Half-heartedly we approached The Bombardier, a British pub in the Latin Quarter. I’m not a fan of going abroad to find England, but this was different. This was a mission. So, we asked if they would put the c-word on. They wouldn’t. Thank cunt for that. Day three was going to be even worse than Day two. Australia tonked the ball all over the Gabba to set England an impossible target.
So, how to face the inevitable on Day four? Naturally we thought of the trenches 100 miles or so to our north. Could we face the barrage with the courage of those brave Tommies who went over the top to certain death? No, was both the short and long answer.
But to cheer ourselves up from the endless misery of our Ashes battering, we decided to visit the mass graves and WW1 battlefields. Spider wanted to find the last resting place of the Oldham Pals, the legendary trench diggers from his hometown. Of the 170,000 British dead or wounded in the first 13 days of the Somme Offensive, none were from the Oldham Pals. That meant they were either bulletproof or standing at the back. Either way, they were Spider’s heroes.
Raider hoped to find the final resting place of his Mad Uncle Cyril, who left the family mustard fortune to a French prostitute named Fifi.
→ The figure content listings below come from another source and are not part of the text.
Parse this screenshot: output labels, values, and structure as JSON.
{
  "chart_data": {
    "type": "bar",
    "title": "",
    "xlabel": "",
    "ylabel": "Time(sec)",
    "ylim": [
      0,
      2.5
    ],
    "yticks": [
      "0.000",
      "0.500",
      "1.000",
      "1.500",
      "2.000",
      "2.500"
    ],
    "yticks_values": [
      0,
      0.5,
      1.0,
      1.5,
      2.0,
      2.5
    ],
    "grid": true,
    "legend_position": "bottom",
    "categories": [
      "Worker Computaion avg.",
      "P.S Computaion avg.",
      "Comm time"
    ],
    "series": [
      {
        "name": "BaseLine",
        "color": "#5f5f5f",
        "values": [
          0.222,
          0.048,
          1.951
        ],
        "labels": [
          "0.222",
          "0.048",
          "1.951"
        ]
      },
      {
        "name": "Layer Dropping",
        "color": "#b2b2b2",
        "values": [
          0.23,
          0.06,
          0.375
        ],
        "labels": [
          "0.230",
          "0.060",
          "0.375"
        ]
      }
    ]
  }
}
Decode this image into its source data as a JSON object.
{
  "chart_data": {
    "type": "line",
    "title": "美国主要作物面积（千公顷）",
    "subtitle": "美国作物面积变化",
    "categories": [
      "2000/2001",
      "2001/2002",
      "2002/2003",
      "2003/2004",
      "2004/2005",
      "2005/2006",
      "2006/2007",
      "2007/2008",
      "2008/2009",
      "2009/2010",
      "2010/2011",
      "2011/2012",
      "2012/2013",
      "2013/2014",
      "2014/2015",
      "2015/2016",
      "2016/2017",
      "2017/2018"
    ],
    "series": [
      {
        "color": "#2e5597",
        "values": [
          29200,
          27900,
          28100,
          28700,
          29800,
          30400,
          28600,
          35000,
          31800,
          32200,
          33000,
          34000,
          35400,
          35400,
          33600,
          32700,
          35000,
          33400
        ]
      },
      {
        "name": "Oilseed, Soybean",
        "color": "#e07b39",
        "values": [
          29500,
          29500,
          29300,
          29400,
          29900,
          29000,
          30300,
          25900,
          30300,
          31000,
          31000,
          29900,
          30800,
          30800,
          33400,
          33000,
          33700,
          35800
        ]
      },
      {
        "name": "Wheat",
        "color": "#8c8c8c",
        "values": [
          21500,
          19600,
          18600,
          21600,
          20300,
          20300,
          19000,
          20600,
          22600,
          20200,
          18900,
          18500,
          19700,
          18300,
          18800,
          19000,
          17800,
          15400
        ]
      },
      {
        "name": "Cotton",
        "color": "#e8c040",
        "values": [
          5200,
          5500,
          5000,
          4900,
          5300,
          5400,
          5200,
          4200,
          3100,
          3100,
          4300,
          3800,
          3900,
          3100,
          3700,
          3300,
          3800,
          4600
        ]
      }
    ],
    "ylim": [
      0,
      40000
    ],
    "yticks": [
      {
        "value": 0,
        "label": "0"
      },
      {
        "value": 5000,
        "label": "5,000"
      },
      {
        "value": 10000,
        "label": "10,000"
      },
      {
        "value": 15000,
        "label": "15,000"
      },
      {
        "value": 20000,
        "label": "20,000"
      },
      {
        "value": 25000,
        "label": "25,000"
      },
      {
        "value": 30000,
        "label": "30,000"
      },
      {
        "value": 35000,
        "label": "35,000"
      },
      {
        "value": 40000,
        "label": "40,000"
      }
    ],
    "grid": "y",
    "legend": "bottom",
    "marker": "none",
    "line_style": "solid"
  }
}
After a nip from the hip flask, we managed to reach the German lines without any great difficulty, which we attributed to Raider’s previous trench fighting experience as an extra in Paul McCartney’s Pipes of Peace video. He doesn’t like to talk about what happened out there and still shudders at the mention of ‘on-site catering’.
Underneath Arras lie miles and miles of tunnels dug by the British and her friends; a cave city that hid 25,000 troops right under the noses of the Jerries, who were using the beautiful town for target practice, a bit like Mitchell Johnson with our batsmen’s heads. There, among the poignant memorials to lost friends scratched into the walls was something to cheer us even now. One of our brave boys had drawn a woolly mammoth. A gag among the horror that would make people smile long after his flesh had become France.

That night, as we watched the fourth and final day of the First Test massacre in our hotel room at Arras, we spared a thought for the dreadful, senseless waste of young talent. Not forgetting the silent dead of war either.

A version of this article was published by Sabotage Times in December, 2013.